Paul Gremion

Orbe: retraite du secrétaire municipal, un homme apprécié de tous

Son départ va créer un vide, car Paul Gremion connaissait tout du fonctionnement de la commune. A 61 ans, il a cependant décidé de s’en aller, laissant les clefs de la maison à son successeur Xavier Duquaine. Il a passé 21 ans entre les murs de l’Hôtel de Ville, une période qu’il a effectuée sous le mandat d’un seul syndic alors que son prédécesseur, Louis Ducraux, en avait connu six. «D’œuvrer avec Claude Recordon durant tout mon mandat a créé une complicité évidente. Je connaissais son approche de la gestion communale et ses attentes. Dès lors, tout devenait plus facile et agréable. D’autre part, mon travail a été facilité par la présence de chefs de service. Mon rôle consistait à superviser les affaires communales, car eux s’occupaient des questions propres à leur département. La diversité rend l’emploi gratifiant. On passe de choses bénignes comme les soucis liés aux chiens, à des plans de quartier déterminants pour l’avenir de la ville. Comme je connaissais bien la commune et ses habitants, cela m’a aidé à répondre aux attentes des citoyens. Toutefois, les gens sont devenus plus réactifs et égoïstes. Si bien qu’il a fallu parfois dire non à certaines demandes ce qui m’a valu quelques inimitiés».

Garder la maîtrise

Paul Gremion considère que l’agrandissement d’Orbe est devenu une nécessité dans le développement économique du canton. Il faut cependant en garder la maîtrise. La mise en œuvre du quartier de Gruvatiez-Lavegny est impérative comme l’a été le développement du chemin du Suchet. Accueillir jusqu’à 8 à 10 000 habitants lui paraît convenable. Il craint qu’au-delà, la localité perde son âme. Il admet que l’administration communale est trop souvent ralentie par les contestations et les recours. Au point que le fonctionnement n’est pas celui d’une entreprise privée qui décide d’un jour à l’autre de l’instauration d’un projet. Cela évite probablement de faire des erreurs même si parfois ces retards peuvent avoir des conséquences fâcheuses.
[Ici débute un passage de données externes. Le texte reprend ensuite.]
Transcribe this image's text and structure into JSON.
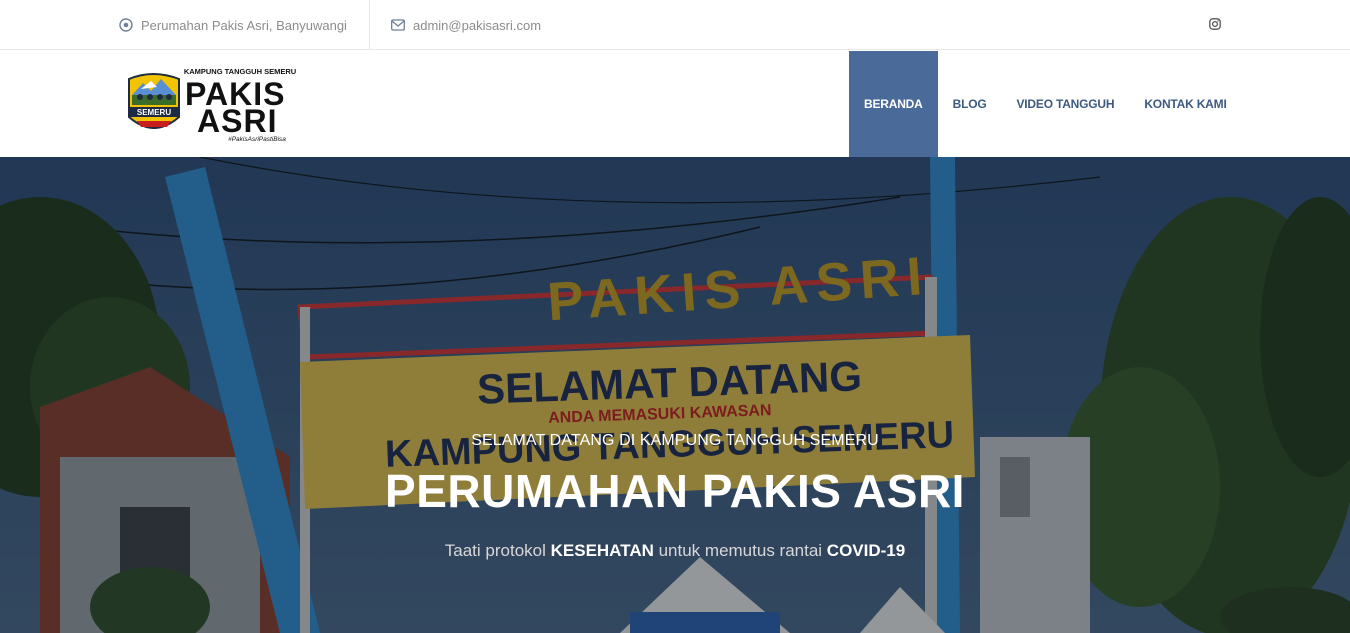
{
  "topbar": {
    "address": "Perumahan Pakis Asri, Banyuwangi",
    "address_icon": "map-pin-icon",
    "email": "admin@pakisasri.com",
    "email_icon": "envelope-icon",
    "social_icon": "instagram-icon"
  },
  "logo": {
    "top_text": "KAMPUNG TANGGUH SEMERU",
    "line1": "PAKIS",
    "line2": "ASRI",
    "hashtag": "#PakisAsriPastiBisa",
    "badge_text": "SEMERU",
    "badge_subtext": "KAMPUNG TANGGUH"
  },
  "nav": {
    "items": [
      {
        "label": "BERANDA",
        "active": true
      },
      {
        "label": "BLOG",
        "active": false
      },
      {
        "label": "VIDEO TANGGUH",
        "active": false
      },
      {
        "label": "KONTAK KAMI",
        "active": false
      }
    ]
  },
  "hero": {
    "kicker": "SELAMAT DATANG DI KAMPUNG TANGGUH SEMERU",
    "title": "PERUMAHAN PAKIS ASRI",
    "subtitle_part1": "Taati protokol ",
    "subtitle_bold1": "KESEHATAN",
    "subtitle_part2": " untuk memutus rantai ",
    "subtitle_bold2": "COVID-19",
    "gate_sign": "PAKIS ASRI",
    "banner_headline": "SELAMAT DATANG",
    "banner_line2": "ANDA MEMASUKI KAWASAN",
    "banner_line3": "KAMPUNG TANGGUH SEMERU"
  },
  "colors": {
    "nav_active_bg": "#4a6a9a",
    "nav_text": "#3d5a80",
    "topbar_text": "#8c8c8c"
  }
}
Mais force est de constater que la population n’a plus le même respect de l’autorité et manque de confiance vis-à-vis de l’institution.

Se donner du temps

Auparavant, notre futur retraité a œuvré pendant 18 ans dans le monde carcéral dans lequel les décisions ont des dimensions plus graves. «Un refus pouvait avoir des conséquences importantes. Un détenu pouvait commettre un acte suicidaire. Je craignais les téléphones de nuit puisqu’on pouvait m’annoncer le pire ou une évasion pour lesquels il fallait prendre des décisions immédiates. C’était un travail passionnant, mais forcément stressant». A l’heure de prendre sa retraite, Paul Gremion n’a pas échafaudé de plan. Il se donnera le temps d’y penser au fil des jours, en commençant par s’occuper de sa famille. Sans doute consacrera-t-il quelques soirées à son idole, Johnny Hallyday ou aux clubs sportifs lausannois comme le LHC et le Lausanne-Sports dont il est fan depuis toujours. Parmi les bons souvenirs que la commune lui a procurés, il retient en premier lieu l’organisation de l’assemblée des communes vaudoises en 2004.
Paul Gremion peut quitter la commune la tête haute. Il a su rester proche de la population et des employés de la ville. Sachant manier l’humour comme il a su quelquefois se montrer ferme, il peut s’en aller avec le sentiment du devoir bien accompli. Merci Paul et bonne retraite!